Czas, abym podzieliła się z Wami postępami mojego nowego szaleństwa...
Oto stempel piórka, już w ostatecznej formie, czyli na drewienku.
Postanowiłam zrobić dwie małe serweteczki z tym motywem.
Odcisk nie jest perfekcyjny, ale o to właśnie chodzi w rękodziele.
Wszystko zależy od ilości nałożonej farby na stempel, jak również
od siły przyłożenia stempla do tkaniny.
Piórka pikuję, aby moje serwetki ożyły...
Jedna skończona, druga czeka w kolejce.
Potem tylko dodam lamówkę i koniec...
A to mój dzisiejszy projekt...
Zaczęłam od wycięcia szablonu. Tym razem pomogła mi w tym
moja ukochana maszyna - ploter Brothera.
Jest niesamowicie precyzyjna i... nie myli się :)

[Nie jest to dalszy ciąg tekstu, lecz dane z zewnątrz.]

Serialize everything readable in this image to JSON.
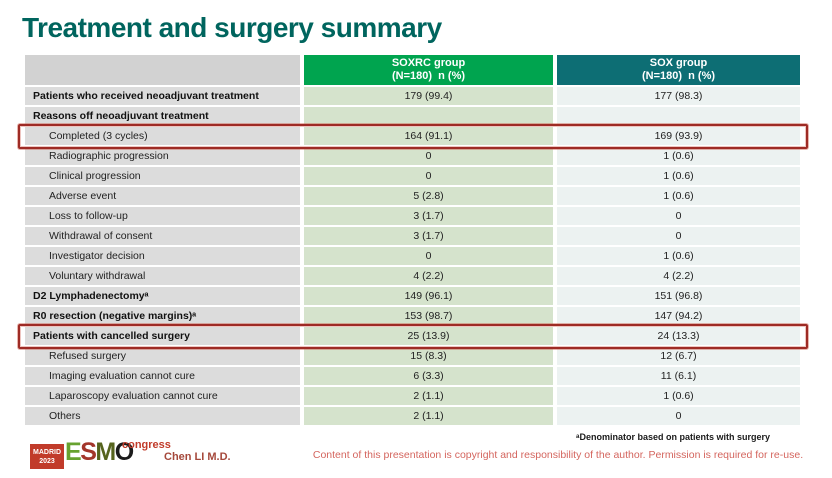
{
  "slide": {
    "title": "Treatment and surgery summary"
  },
  "table": {
    "columns": [
      {
        "label": ""
      },
      {
        "label": "SOXRC group",
        "sublabel": "(N=180)  n (%)"
      },
      {
        "label": "SOX group",
        "sublabel": "(N=180)  n (%)"
      }
    ],
    "rows": [
      {
        "label": "Patients who received neoadjuvant treatment",
        "bold": true,
        "indent": false,
        "soxrc": "179 (99.4)",
        "sox": "177 (98.3)",
        "highlight": false
      },
      {
        "label": "Reasons off neoadjuvant treatment",
        "bold": true,
        "indent": false,
        "soxrc": "",
        "sox": "",
        "highlight": false
      },
      {
        "label": "Completed (3 cycles)",
        "bold": false,
        "indent": true,
        "soxrc": "164 (91.1)",
        "sox": "169 (93.9)",
        "highlight": true
      },
      {
        "label": "Radiographic progression",
        "bold": false,
        "indent": true,
        "soxrc": "0",
        "sox": "1 (0.6)",
        "highlight": false
      },
      {
        "label": "Clinical progression",
        "bold": false,
        "indent": true,
        "soxrc": "0",
        "sox": "1 (0.6)",
        "highlight": false
      },
      {
        "label": "Adverse event",
        "bold": false,
        "indent": true,
        "soxrc": "5 (2.8)",
        "sox": "1 (0.6)",
        "highlight": false
      },
      {
        "label": "Loss to follow-up",
        "bold": false,
        "indent": true,
        "soxrc": "3 (1.7)",
        "sox": "0",
        "highlight": false
      },
      {
        "label": "Withdrawal of consent",
        "bold": false,
        "indent": true,
        "soxrc": "3 (1.7)",
        "sox": "0",
        "highlight": false
      },
      {
        "label": "Investigator decision",
        "bold": false,
        "indent": true,
        "soxrc": "0",
        "sox": "1 (0.6)",
        "highlight": false
      },
      {
        "label": "Voluntary withdrawal",
        "bold": false,
        "indent": true,
        "soxrc": "4 (2.2)",
        "sox": "4 (2.2)",
        "highlight": false
      },
      {
        "label": "D2 Lymphadenectomyᵃ",
        "bold": true,
        "indent": false,
        "soxrc": "149 (96.1)",
        "sox": "151 (96.8)",
        "highlight": false
      },
      {
        "label": "R0 resection (negative margins)ᵃ",
        "bold": true,
        "indent": false,
        "soxrc": "153 (98.7)",
        "sox": "147 (94.2)",
        "highlight": false
      },
      {
        "label": "Patients with cancelled surgery",
        "bold": true,
        "indent": false,
        "soxrc": "25 (13.9)",
        "sox": "24 (13.3)",
        "highlight": true
      },
      {
        "label": "Refused surgery",
        "bold": false,
        "indent": true,
        "soxrc": "15 (8.3)",
        "sox": "12 (6.7)",
        "highlight": false
      },
      {
        "label": "Imaging evaluation cannot cure",
        "bold": false,
        "indent": true,
        "soxrc": "6 (3.3)",
        "sox": "11 (6.1)",
        "highlight": false
      },
      {
        "label": "Laparoscopy evaluation cannot cure",
        "bold": false,
        "indent": true,
        "soxrc": "2 (1.1)",
        "sox": "1 (0.6)",
        "highlight": false
      },
      {
        "label": "Others",
        "bold": false,
        "indent": true,
        "soxrc": "2 (1.1)",
        "sox": "0",
        "highlight": false
      }
    ]
  },
  "footer": {
    "footnote": "ᵃDenominator based on patients with surgery",
    "copyright": "Content of this presentation is copyright and responsibility of the author. Permission is required for re-use.",
    "author": "Chen LI M.D.",
    "logo": {
      "badge_line1": "MADRID",
      "badge_line2": "2023",
      "brand": "ESMO",
      "brand_suffix": "congress"
    }
  },
  "colors": {
    "title_teal": "#00655E",
    "header_green": "#00A44F",
    "header_teal": "#0D6E74",
    "label_cell_gray": "#DCDCDC",
    "soxrc_cell_green": "#D5E3CC",
    "sox_cell_light": "#ECF2F1",
    "highlight_red": "#9E2B25",
    "copyright_red": "#D4655E",
    "author_red": "#A5483B",
    "logo_red": "#C13B2A"
  }
}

Szablon umieściłam na bawełnie...
będzie to poduszka.
Wymieszałam farby i zaczęłam "ciapanie".
Efekt końcowy jest taki....
Błąd mój polegał na tym, że użyłam złego materiału na szablon.
Ale... następny będzie lepszy.
Po wyschnięciu zrobię "kanapkę" ( złożę 3 warstwy tkanin, tak jak do patchworku)
i każdy listek przepikuję... Dopiero wtedy kwiat zyska, zacznie żyć.
A tu mój skończony kwiatek do innego projektu.
Dzisiaj wykorzystałam resztki farby i odcisnęłam go na papierze.
Myślę, że wykorzystam ten stempel do stworzenia lnianego obrusa .
Ciągle dłubię te kwiatuszki... bardzo dużo pracy i nie ukrywam, że już ręka mnie boli.
Nie mogę się doczekać, kiedy skończę... każdą wolną chwilę poświęcam
na "ryciu" chociaż jednego płatka.
Posuwam się do przodu.
A tu... ( hi, hi ) - ja ... wspomnienia...
Dzisiaj moja Przyjaciółka przysłała mi to zdjęcie.
Przypomniałam sobie moją pracę w Operze Bałtyckiej.
Co to były za czasy... pełne magii...
Pozdrawiam Was Kochani i do nastepnego... :)
Bardzo mi się podobają te pomysły na stempelki. Świetny efekt.